Underwriting is a numbers game. Insurers build statistical models, collect data and do their best to predict outcomes. It’s data science applied to the vagaries of the real world, to a noisy system rife with uncertainty and risk.
New York Life, the country’s largest mutual insurance company, wants to modernize the life and disability insurance process for its clients and agents by making it less invasive and more appealing.
The company is developing a hybrid approach that uses AI enhanced by troves of electronic health record (EHR) data and coupled with the expertise of its underwriters.
“We are developing and actually have put into production data science models around mortality,” said Alex Cook, senior VP and head of strategic capabilities for New York Life, in an interview with CIO Dive.
The models take in data that is already structured, provide an initial assessment and then the underwriting takes over.
“The underwriter can take the result and, looking at additional information that is harder for the model to ingest, can then make a solid determination of the risk in a hybrid way,” said Cook, who oversees technology, data operations and AI for the company.
To protect its clients, and its interest in accurately assessing risk, New York Life has taken a measured approach to AI deployments.
“These are not black box models,” Cook said. “This is not unsupervised machine learning. There is tight collaboration between our data scientists and our underwriters to ensure that we know the reasons behind any underwriting decision.”
It’s AI with a human touch — a potential framework for how other types of companies can onboard this technology.
AI’s growth spurt
New York Life’s investment in data science reflects broader trends that reach beyond the insurance industry, as the promise of AI and ML becomes a reality.
“Data is in many ways the lifeblood of what enables us to operate,” said Cook. “The importance of being able to manage that data effectively, make sense out of it and use it as a way to drive better experiences and better outcomes — that's a really important area of focus.”
While only 12% of the more than 1,600 companies surveyed in a June Accenture report had advanced AI significantly enough to achieve major growth and transformation, executives at those companies attributed 30% of revenue to AI applications.
Service operations optimization, product enhancement, contact-center automation and marketing-budget allocation are the largest areas of growth in AI, according to a December 2021 McKinsey report.
Using AI to map traffic patterns, target advertising or even analyze geological surveys is a no brainer. As New York Life has discovered, drawing up life insurance policies without having to draw blood is more complex functionally, financially and ethically.
“It will take some time before we are at a point where models will be as adept as an experienced underwriter,” Cook said.
A case study in AI maturation
New York Life posted early AI wins in two areas: agent recruitment and client advising.
The company created psychographic evaluation data science models to “enhance the ability of our recruiters to identify candidates we expect will be successful in this career,” Cook said.

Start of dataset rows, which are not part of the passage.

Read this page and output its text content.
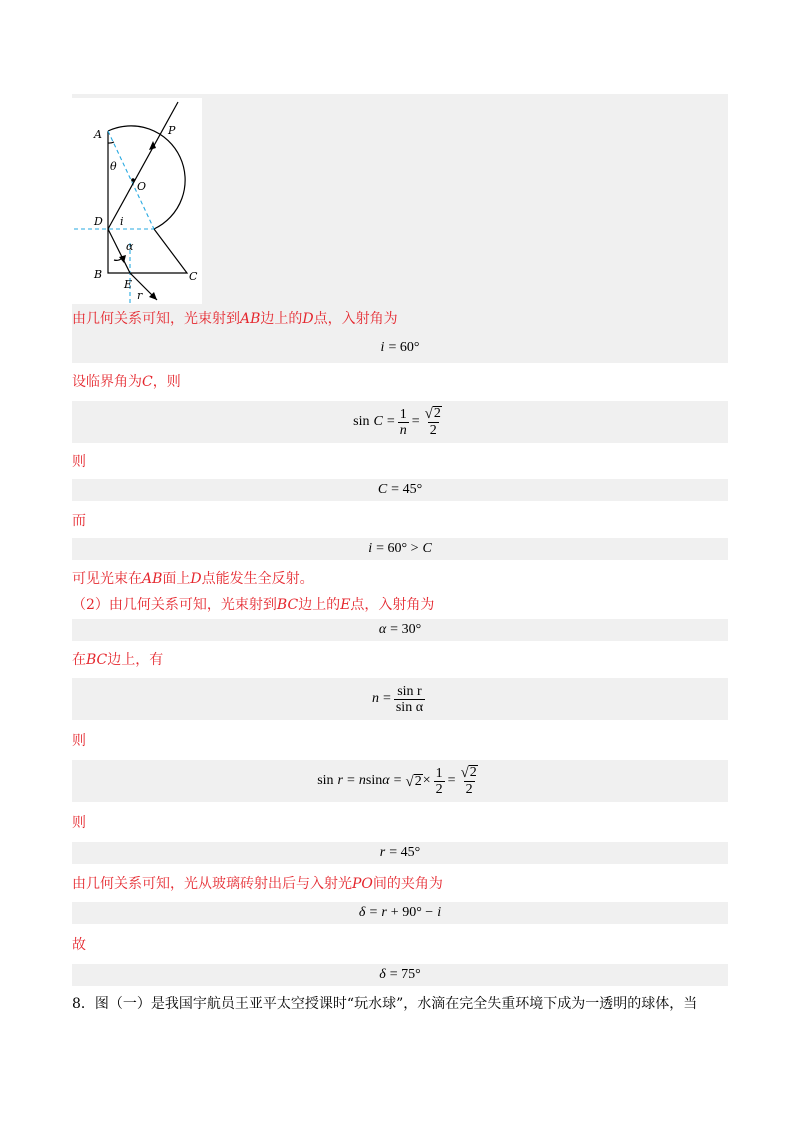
A	P
θ
O
D i
α
B
E
r
C
由几何关系可知，光束射到AB边上的D点，入射角为
i = 60°
设临界角为C，则
$\sin C = \frac{1}{n} = \frac{√ 2}{2}$
则
C = 45°
而
i = 60° > C
可见光束在AB面上D点能发生全反射。
（2）由几何关系可知，光束射到BC边上的E点，入射角为
α = 30°
在BC边上，有
$n = \frac{\text{sin r}}{\text{sin α}}$
则
sin r = n sin α = √ $2 \times \frac{1}{2} = \frac{√ 2}{2}$
则
r = 45°
由几何关系可知，光从玻璃砖射出后与入射光PO间的夹角为
δ = r + 90° − i
故
δ = 75°
8．图（一）是我国宇航员王亚平太空授课时“玩水球”，水滴在完全失重环境下成为一透明的球体，当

The company also digitized parts of the consulting process that were previously done with pen and paper. Agents can now use data science to take a more proactive approach to underwriting. They are provided with AI-generated suggestions for what is likely to best suit a client.
As in traditional underwriting, agents collect information from clients and, drawing on experience, recommend policies. AI-enabled data science models optimize that process and help agents make better recommendations.
The model reviews a client’s current policy, determines coverage the client lacks and looks at similarly situated clients. “We can then determine where the gaps might be,” Cook said.
Other parts of the traditional underwriting process are cumbersome and, in some cases, “literally painful,” said Cook. It commonly involves blood tests, medical exams and even fax machines.
“The standard is still that you go to a provider for your medical records, and they basically print a document out of their electronic health record system and fax us the document,” said Cook. “It’s nuts in this day and age.”
To ease the process, New York Life is working with several EHR companies, including Epic Systems, Cerner and Veradigm, as well as with healthcare information exchanges in various states, Cook said.
With the client’s consent, data from EHRs can be fed into an AI-enabled data science model, allowing New York Life to underwrite policies without ordering additional blood work or physical exams.
“When you have all that health data stored digitally, it creates a ton of opportunity,” said Dr. John Salmon, a pathologist in Virginia who is developing a digital platform that provides patients with the ability to share their EHRs. “The problem is that we don’t have the best data fields for the answers you give to the questions your doctors asks.”
EHRs, combined with other electronic data, enable data science to provide New York Life underwriters with a baseline of knowledge for writing a policy. Experienced underwriters are still needed to weigh additional information — attending physician notes, images and other material that’s not structured in a way that can be easily ingested into the model.
At the peak of the pandemic, New York Life underwrote 65% of its life applications “without the need for blood or fluids,” Cook said.
“There are things that AI is really good for, and that includes screening,” Salmon said. “For what an insurance company is doing, that’s pretty good.”
Correction: This article has been updated to correct the names of two EHR providers New York Life is working with. Additionally, the story has been updated to reference underwriters, not agents, in two instances.